Development of the underutilized Niagara Falls International Airport is critical to plans to turn Niagara Falls into a world-class tourist destination, the head of the Niagara Falls Redevelopment Corp. says.
Consequently, Edwin A. Cogan, the Canadian businessman heading the redevelopment effort, said last week, the airport is becoming the group's No. 1 priority.
"I believe within 10 years the American side can surpass the Canadian side," in part because of the airport, Cogan said, but only if the opportunity is seized now.
He believes what local leaders have long held -- that development of the airport is crucial to creating a vital local economy.

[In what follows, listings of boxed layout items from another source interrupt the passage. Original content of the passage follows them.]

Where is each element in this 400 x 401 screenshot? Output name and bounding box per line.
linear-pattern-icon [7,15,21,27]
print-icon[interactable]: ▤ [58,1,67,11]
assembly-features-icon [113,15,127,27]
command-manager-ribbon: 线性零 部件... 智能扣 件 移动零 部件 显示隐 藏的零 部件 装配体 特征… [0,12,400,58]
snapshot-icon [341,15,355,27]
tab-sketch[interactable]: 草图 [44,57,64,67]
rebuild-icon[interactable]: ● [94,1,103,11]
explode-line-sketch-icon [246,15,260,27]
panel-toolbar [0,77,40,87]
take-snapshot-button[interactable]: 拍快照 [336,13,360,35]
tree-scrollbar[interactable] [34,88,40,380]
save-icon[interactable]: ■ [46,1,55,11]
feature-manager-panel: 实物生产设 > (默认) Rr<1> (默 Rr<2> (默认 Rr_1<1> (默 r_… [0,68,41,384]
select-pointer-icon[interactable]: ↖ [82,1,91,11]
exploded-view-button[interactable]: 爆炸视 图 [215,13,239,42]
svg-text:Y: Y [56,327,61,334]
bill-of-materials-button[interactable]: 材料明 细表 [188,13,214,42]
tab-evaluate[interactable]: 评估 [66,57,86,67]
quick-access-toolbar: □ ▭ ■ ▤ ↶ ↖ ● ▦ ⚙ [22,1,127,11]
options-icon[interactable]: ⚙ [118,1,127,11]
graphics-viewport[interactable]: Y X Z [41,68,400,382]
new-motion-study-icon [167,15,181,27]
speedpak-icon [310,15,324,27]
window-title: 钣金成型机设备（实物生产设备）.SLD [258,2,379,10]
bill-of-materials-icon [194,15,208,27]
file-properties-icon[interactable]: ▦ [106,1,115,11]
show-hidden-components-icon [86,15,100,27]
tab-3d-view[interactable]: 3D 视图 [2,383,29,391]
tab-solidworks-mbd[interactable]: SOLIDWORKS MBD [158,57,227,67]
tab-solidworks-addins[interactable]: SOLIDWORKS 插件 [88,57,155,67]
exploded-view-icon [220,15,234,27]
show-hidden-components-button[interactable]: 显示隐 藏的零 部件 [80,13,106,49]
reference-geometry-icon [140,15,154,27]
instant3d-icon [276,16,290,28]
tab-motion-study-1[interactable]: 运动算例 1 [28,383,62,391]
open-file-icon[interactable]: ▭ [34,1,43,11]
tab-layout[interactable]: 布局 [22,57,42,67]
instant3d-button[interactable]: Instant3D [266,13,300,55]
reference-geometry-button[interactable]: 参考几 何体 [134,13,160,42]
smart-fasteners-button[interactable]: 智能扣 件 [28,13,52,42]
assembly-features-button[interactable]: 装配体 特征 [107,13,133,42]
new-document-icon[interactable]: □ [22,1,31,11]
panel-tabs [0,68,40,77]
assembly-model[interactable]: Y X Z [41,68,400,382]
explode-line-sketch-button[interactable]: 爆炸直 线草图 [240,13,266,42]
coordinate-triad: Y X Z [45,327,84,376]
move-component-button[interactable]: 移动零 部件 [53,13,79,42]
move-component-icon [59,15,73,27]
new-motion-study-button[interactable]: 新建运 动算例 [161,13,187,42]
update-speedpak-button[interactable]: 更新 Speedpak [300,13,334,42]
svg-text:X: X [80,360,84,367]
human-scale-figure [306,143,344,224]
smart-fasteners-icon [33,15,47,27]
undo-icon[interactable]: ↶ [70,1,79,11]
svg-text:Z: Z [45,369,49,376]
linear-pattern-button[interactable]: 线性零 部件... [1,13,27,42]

The airport's long runway enables it to accept the size planes that transport international visitors as well as goods, said Charles P. Steiner, president of the Niagara Falls Area Chamber of Commerce.
The airport's proximity to American and Canadian highway systems links it to many major population centers within 500 miles, or one day's drive, Cogan noted, making it a natural candidate to become a freight transportation hub.
Developing the cargo potential has figured in every airport study done in the past 25 years, Steiner said, but so far efforts to execute the concept have fallen short.
Steiner said maybe Cogan and his team, with their experience and expertise in transportation and airports, can pull it off.
Cogan and Brian A. Meilleur, president of the Niagara Falls Redevelopment Corp., recently negotiated a settlement in an $800 million dispute at Toronto's Pearson International Airport.
Meilleur said the negotiations required a thorough knowledge of all aspects of airport operations.
"It's mind-boggling what an airport does for a city. It's not just . . . jobs. It's the movement of goods and people," Meilleur said.
At stake for Cogan is the $130 million or more his group has promised to invest over the next eight years to turn Niagara Falls into a world-class tourist destination. In part, he wants to make it easy for the huge market of Asian tourists to get here to enjoy the entertainment and accommodation facilities he plans to develop. He envisions $399 packages, including air fare and accommodations, to fill hotels in the height of the winter off-season.
Freight also is a growing business, and freight creates manufacturing jobs, he said.
Steiner said possible spinoffs include development of warehousing and assembly facilities around the airport.
Cogan said he already has been asked to look into development of an airport in St. Catharines, Ont.
"We don't have to go out and build other airports. We have this piece," Steiner said. "It doesn't have to be duplicated. We have it."
Cogan said his group has been having some positive talks with officials of the Niagara Frontier Transportation Authority, dominated by Erie County interests that Niagara County leaders have accused of allowing the Niagara Falls Airport to wither and die.
Cogan said his group wants to manage and operate the airport. Niagara County Legislator Lee Simonson, R-Lewiston, believes the county could gain control of the airport from the NFTA if it had a plan and an operator like the Cogan group.